Here Kevin Kline, Scott Glenn, Danny Glover and Costner, as Kline's goofy brother sprung from jail, would play a gang of mismatched cowboys who refuse to bow to corrupt sheriff Brian Dennehy and battle for the cause of righteousness. It was an affectionate, purposefully cliched take on classic westerns and, being the first big budget cowboy film in some considerable time (Clint Eastwood's Pale Rider would arrive the same year), its popularity proved to the industry that the genre was far from dead. Costner, too, would take good note of this and would revisit the 1800s frontier several times in his career. Indeed, he'd use the sets created for Silverado when filming his own Wyatt Earp.

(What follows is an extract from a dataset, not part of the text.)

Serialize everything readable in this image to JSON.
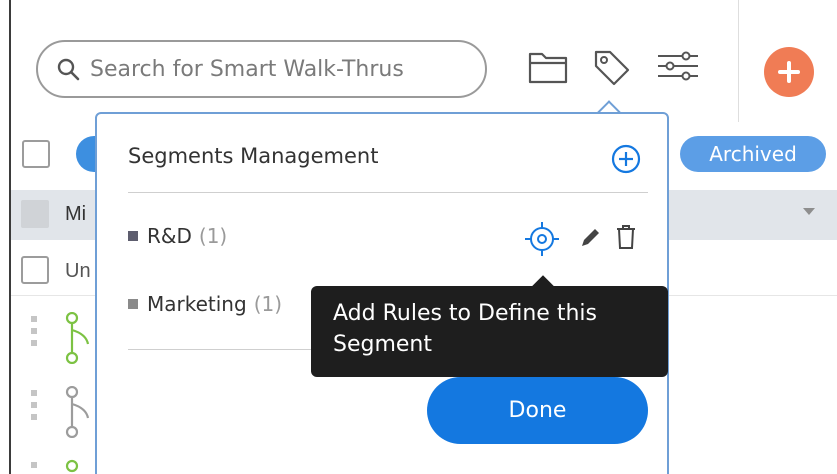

Now, as if to fully repay himself for the loss of WarGames, he took on American Flyers, helmed by WarGames director John Badham. This was another cycling movie penned by Steve Tesich, who'd earlier won an Oscar for Breaking Away, and saw Costner and David Grant as very competitive brothers, both keen cyclists, who may or may not have inherited their father's terminal condition. When doctor Costner discovers Grant has it, he has them both sign up for a notoriously gruelling Colorado bike race where they struggle to out-pedal each other, some mean-spirited opponents and even Death itself. It was what was to become a typical Costner flick - sporty, emotional and high on bloody-minded heroics.

Now Kevin moved on to an incredible run of hits. His natural combination of boyish innocence and moral authority made him an excellent Eliot Ness, leading the good guys against Robert De Niro's Al Capone in Brian De Palma's The Untouchables, a role both Harrison Ford and Mel Gibson had turned down. It was a very well-received action piece, but Costner later admitted to being troubled throughout filming. Whereas the other characters were well-rounded figures, giving the other actors a chance to improvise and build, Ness was obsessive and straight as an arrow, leaving Costner no room to move or react in his scenes with the already intimidating likes of De Niro and Sean Connery. In fact, Costner would often be accused of appearing wooden onscreen, even though his roles demanded he be taciturn and inflexible.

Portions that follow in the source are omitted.